Noch nicht zu bewerten ist die Neuentwicklung aus Merocel und
mikrodispergierter Cellulose (Merocel hemoX, Medtronic).
2.1.2.2 Sugomed
Sugomed ist ein expandierbares Material, das in Streifenform
und auch Plattenform verfügbar ist, aus Zellulose (31,3%) und
Viskose (68,7 %) besteht und ebenso wie PVA-NT nach
Flüssigkeitszugabe expandiert, jedoch etwas geringer als PVA-NT. Die
Porengröße ist kleiner als beim klassischen Merocel, sodass die
Entfernung angenehmer, jedoch immer noch traumatischer ist
als bei Tamponaden mit glatter Oberfläche.

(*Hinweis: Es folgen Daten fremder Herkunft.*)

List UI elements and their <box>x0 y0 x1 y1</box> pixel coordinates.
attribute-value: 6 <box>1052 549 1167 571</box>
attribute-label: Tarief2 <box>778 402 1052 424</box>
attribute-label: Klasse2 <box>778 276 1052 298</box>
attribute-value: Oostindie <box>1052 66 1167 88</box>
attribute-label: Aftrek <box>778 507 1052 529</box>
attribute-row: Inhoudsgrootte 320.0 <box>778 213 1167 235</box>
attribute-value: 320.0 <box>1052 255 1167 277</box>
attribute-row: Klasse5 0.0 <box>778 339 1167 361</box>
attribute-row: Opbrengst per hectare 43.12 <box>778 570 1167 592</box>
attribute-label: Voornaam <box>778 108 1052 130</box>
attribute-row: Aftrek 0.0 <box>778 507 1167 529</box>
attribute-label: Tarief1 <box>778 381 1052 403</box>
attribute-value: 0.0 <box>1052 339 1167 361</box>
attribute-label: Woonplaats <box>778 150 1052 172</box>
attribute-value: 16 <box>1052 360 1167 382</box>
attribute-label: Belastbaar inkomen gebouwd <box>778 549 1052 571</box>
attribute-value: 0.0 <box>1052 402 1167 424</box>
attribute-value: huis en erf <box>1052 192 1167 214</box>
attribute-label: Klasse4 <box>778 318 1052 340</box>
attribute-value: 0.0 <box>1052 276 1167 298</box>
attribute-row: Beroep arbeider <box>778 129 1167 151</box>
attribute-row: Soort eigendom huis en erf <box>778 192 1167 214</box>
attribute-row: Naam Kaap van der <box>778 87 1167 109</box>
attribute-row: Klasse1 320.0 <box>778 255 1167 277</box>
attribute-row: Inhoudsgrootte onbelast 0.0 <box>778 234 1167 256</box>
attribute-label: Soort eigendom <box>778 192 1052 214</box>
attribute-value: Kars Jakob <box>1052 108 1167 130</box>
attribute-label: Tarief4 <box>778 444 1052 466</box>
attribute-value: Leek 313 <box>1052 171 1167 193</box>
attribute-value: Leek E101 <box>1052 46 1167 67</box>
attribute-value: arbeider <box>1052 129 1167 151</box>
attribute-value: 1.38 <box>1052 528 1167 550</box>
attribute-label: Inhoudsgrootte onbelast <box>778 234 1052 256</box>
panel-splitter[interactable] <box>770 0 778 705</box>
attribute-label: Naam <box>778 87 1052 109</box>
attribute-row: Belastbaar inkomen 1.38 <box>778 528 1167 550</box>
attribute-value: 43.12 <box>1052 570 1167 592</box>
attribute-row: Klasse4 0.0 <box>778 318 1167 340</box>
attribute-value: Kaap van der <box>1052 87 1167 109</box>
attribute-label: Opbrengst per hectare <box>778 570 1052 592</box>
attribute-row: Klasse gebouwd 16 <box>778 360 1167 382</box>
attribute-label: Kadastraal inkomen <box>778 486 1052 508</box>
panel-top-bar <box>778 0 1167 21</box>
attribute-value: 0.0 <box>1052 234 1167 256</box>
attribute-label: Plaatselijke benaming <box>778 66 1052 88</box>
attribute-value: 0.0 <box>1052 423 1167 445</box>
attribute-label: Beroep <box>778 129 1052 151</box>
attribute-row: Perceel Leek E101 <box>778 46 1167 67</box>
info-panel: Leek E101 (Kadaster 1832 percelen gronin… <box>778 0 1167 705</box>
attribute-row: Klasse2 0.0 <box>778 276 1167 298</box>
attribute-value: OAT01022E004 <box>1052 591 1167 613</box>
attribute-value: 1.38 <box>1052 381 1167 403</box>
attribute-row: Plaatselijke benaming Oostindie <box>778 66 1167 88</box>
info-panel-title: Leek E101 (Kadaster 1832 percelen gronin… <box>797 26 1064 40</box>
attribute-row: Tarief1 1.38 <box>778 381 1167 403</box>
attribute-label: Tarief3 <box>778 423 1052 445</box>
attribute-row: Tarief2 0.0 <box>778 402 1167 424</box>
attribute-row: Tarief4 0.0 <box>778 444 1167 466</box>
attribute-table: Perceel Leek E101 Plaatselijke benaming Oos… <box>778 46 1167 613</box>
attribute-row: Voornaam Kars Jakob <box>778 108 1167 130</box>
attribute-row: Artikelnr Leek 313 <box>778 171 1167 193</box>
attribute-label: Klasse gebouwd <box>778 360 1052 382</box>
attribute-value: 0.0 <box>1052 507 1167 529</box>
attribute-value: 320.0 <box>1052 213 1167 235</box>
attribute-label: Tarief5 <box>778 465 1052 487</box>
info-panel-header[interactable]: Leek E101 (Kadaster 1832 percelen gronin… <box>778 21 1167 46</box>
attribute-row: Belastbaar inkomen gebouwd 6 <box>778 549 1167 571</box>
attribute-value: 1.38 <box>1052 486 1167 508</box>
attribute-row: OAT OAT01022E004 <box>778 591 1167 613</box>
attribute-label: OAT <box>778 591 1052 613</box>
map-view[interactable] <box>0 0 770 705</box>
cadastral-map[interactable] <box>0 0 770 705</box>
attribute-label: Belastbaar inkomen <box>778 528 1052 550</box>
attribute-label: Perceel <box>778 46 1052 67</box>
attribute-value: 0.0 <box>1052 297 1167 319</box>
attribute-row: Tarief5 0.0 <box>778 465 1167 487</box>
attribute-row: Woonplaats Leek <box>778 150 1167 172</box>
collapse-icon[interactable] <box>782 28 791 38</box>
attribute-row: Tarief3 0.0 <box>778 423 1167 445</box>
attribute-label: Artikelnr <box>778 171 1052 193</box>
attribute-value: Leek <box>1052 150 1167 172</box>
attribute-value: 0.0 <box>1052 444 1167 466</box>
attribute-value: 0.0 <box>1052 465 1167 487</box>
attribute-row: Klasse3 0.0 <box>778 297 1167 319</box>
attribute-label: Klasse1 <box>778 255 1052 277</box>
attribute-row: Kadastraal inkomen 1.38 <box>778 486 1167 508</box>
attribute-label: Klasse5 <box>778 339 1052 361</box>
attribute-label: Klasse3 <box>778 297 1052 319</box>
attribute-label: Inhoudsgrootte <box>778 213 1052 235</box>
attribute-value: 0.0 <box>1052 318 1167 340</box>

Besonderer Vorteil
gegenüber PVA ist, dass das Material individuell hinsichtlich der
Größe und Länge zugeschnitten werden kann und bei Verwendung
eines langen Streifens eine beidseitige Applikation
über den Nasensteg möglich ist. Auch hier muss auf die Protektion
des Nasenstegs geachtet werden.

Abb. 1 Netcell-Tamponade aus PVA-Kern mit vollständiger Kunststoffumhüllung: leicht und atraumatisch einzubringen und zu entfernen.